I want to talk to you about my kids. Now, I know everyone thinks that their kid is the most fantastic, the most beautiful kid that ever lived. But mine really are.


  I have 696 kids, and they are the most intelligent, inventive, innovative, brilliant and powerful kids that you'll ever meet.

  Any student I've had the honor of teaching in my classroom is my kid. However, because their "real" parents aren't rich and, I argue, because they are mostly of color, they will seldom get to see in themselves the awesomeness that I see in them. Because what I see in them is myself -- or what would have been myself.

  I am the daughter of two hardworking, college-educated, African-American parents who chose careers as public servants: my father, a minister; my mother, an educator.

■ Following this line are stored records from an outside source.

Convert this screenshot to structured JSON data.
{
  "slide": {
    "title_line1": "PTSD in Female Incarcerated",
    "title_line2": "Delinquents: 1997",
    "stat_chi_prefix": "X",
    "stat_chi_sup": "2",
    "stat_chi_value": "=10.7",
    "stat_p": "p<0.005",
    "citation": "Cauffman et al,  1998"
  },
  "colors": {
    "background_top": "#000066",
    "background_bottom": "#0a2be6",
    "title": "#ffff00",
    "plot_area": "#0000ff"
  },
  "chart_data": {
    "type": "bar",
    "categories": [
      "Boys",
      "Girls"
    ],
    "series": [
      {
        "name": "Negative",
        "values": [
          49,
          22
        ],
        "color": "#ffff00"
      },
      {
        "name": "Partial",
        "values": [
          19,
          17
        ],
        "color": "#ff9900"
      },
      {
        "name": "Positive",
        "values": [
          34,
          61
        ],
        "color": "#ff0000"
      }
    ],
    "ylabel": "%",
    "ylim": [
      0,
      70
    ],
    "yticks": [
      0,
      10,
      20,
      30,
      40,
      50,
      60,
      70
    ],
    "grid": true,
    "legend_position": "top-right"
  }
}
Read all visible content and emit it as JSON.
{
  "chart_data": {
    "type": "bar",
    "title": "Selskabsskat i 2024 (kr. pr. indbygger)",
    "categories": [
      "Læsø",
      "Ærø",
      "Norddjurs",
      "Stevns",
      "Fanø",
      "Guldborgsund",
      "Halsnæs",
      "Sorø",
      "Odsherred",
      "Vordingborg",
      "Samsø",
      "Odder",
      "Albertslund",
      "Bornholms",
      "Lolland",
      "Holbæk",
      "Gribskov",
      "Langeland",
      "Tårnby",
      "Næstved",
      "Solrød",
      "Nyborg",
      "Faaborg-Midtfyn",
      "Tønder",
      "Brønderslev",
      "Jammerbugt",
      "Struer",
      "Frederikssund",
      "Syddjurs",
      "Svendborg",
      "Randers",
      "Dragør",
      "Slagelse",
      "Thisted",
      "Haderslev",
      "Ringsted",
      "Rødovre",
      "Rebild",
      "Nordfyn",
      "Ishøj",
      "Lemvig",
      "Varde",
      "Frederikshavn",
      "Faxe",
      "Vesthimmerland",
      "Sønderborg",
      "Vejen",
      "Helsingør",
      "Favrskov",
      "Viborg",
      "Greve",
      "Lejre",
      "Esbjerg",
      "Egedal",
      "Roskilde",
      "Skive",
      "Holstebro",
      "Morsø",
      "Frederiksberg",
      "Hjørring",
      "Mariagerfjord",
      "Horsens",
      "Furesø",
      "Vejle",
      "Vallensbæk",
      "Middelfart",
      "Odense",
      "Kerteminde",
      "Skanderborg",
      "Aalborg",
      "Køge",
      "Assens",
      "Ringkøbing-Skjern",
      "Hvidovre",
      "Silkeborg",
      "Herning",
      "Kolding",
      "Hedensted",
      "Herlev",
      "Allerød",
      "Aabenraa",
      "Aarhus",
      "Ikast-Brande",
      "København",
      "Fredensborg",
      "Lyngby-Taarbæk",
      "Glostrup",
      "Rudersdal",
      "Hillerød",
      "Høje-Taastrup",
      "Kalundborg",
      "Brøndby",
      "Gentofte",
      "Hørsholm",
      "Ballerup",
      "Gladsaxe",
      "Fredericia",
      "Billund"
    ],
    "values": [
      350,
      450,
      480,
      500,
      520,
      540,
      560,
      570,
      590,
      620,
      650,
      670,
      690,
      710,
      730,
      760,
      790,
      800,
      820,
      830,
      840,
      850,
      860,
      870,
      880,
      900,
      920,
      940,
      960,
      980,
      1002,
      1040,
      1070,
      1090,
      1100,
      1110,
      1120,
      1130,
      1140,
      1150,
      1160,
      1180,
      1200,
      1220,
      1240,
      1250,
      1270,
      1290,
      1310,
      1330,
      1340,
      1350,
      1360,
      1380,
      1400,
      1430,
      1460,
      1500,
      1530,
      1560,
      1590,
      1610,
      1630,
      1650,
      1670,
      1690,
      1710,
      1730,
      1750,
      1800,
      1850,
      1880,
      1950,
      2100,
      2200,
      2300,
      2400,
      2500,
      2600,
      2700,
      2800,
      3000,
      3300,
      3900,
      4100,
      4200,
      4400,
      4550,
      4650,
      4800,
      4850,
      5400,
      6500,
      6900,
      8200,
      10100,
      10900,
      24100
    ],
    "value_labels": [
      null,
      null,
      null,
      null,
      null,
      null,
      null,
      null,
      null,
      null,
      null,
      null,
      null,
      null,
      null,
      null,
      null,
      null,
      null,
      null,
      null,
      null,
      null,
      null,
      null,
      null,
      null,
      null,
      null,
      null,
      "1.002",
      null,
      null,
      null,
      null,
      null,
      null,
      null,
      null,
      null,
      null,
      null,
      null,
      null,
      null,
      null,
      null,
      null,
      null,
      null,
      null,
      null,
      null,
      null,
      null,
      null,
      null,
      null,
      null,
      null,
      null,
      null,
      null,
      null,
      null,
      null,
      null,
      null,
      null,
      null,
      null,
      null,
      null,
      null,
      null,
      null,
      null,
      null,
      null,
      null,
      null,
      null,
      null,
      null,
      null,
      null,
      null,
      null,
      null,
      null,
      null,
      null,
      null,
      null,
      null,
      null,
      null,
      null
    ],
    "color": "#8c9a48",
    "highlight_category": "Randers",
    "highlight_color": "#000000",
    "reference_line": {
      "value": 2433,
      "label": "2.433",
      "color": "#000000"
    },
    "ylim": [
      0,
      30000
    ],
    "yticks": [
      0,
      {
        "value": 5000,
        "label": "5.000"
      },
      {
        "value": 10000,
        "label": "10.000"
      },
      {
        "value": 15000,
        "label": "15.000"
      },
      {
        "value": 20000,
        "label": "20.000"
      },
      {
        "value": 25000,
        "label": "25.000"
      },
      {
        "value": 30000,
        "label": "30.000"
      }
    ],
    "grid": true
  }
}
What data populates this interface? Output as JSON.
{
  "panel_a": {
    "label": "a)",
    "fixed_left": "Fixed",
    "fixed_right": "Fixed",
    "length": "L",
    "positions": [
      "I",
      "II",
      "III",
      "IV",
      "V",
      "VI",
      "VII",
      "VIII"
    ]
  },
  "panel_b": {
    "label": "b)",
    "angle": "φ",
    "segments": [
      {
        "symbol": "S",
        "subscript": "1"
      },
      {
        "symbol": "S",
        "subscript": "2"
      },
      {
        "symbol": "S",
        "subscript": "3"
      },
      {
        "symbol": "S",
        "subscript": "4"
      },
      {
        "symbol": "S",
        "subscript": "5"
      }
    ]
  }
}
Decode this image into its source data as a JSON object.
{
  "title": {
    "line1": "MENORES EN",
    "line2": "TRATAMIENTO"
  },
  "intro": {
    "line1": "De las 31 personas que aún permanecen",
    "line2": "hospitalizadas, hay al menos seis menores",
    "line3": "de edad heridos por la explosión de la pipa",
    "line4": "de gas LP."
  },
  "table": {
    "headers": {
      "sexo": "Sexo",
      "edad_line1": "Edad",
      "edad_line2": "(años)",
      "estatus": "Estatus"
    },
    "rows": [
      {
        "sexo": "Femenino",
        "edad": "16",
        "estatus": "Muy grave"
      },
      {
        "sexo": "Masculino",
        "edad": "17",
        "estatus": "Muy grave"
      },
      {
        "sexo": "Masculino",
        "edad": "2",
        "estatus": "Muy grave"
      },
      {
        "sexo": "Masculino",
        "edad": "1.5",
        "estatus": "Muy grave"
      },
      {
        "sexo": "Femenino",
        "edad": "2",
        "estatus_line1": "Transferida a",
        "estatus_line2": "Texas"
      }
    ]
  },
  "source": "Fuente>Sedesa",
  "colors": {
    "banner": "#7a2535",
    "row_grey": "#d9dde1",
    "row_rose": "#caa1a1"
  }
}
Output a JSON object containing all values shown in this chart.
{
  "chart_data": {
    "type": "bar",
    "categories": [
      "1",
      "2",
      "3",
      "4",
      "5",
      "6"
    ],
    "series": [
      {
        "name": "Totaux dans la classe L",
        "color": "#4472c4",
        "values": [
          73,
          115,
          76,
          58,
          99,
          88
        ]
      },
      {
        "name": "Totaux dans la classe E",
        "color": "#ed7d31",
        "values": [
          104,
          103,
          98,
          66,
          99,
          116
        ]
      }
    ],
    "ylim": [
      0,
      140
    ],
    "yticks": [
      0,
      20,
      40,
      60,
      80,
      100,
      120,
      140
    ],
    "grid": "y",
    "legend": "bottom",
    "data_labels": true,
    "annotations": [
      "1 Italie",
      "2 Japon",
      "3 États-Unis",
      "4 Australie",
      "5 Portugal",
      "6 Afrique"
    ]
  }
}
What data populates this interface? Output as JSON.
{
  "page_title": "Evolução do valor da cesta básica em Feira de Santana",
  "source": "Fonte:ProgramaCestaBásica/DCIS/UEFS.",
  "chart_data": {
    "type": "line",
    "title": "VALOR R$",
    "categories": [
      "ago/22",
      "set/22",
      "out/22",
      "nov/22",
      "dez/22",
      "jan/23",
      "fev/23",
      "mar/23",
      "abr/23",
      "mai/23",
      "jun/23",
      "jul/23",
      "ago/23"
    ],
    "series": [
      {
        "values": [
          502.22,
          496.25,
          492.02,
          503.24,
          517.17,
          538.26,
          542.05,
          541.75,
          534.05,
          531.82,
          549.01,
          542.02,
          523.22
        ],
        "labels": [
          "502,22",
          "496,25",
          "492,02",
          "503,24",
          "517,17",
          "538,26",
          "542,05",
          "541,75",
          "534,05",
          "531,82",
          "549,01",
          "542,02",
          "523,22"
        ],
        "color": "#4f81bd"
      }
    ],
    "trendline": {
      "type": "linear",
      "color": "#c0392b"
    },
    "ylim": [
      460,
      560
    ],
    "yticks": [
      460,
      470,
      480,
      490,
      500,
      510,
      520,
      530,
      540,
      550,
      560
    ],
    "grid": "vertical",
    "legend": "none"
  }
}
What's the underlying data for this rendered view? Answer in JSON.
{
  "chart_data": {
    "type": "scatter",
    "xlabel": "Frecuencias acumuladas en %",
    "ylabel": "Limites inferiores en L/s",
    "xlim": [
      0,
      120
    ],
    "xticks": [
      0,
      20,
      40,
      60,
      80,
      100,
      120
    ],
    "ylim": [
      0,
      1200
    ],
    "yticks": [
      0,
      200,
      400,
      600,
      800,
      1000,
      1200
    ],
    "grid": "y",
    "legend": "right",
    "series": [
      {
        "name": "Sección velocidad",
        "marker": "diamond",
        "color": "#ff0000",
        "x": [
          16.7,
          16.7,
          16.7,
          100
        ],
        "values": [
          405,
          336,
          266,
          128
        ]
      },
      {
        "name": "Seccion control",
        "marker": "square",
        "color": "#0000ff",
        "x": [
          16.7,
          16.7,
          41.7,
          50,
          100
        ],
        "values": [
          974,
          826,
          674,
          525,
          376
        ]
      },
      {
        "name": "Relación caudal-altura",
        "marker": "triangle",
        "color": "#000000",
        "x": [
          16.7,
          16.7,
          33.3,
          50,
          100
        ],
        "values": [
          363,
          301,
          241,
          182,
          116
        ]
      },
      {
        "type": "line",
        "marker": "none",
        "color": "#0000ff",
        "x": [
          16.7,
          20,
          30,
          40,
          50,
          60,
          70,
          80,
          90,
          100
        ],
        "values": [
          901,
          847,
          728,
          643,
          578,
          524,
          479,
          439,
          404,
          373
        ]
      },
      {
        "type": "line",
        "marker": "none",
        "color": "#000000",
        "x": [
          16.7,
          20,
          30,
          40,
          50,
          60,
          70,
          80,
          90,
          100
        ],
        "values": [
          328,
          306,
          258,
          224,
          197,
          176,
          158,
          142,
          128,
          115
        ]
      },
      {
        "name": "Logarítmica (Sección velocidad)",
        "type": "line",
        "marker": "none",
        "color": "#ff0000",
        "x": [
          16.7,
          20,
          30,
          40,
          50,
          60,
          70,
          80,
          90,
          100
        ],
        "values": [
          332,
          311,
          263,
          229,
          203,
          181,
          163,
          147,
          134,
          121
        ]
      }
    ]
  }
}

Wealth was never the primary ambition in our house. Because of this lack of wealth, we lived in a neighborhood that lacked wealth, and henceforth a school system that lacked wealth. Luckily, however, we struck the educational jackpot in a voluntary desegregation program that buses inner-city kids -- black and brown -- out to suburban schools -- rich and white.

  At five years old, I had to take an hour-long bus ride to a faraway place to get a better education. At five years old, I thought everyone had a life just like mine. I thought everyone went to school and were the only ones using the brown crayons to color in their family portraits, while everyone else was using the peach-colored ones. At five years old, I thought everyone was just like me. But as I got older, I started noticing things, like: How come my neighborhood friend don't have to wake up at five o'clock in the morning, and go to a school that's an hour away? How come I'm learning to play the violin while my neighborhood friends don't even have a music class? Why were my neighborhood friends learning and reading material that I had done two to three years prior?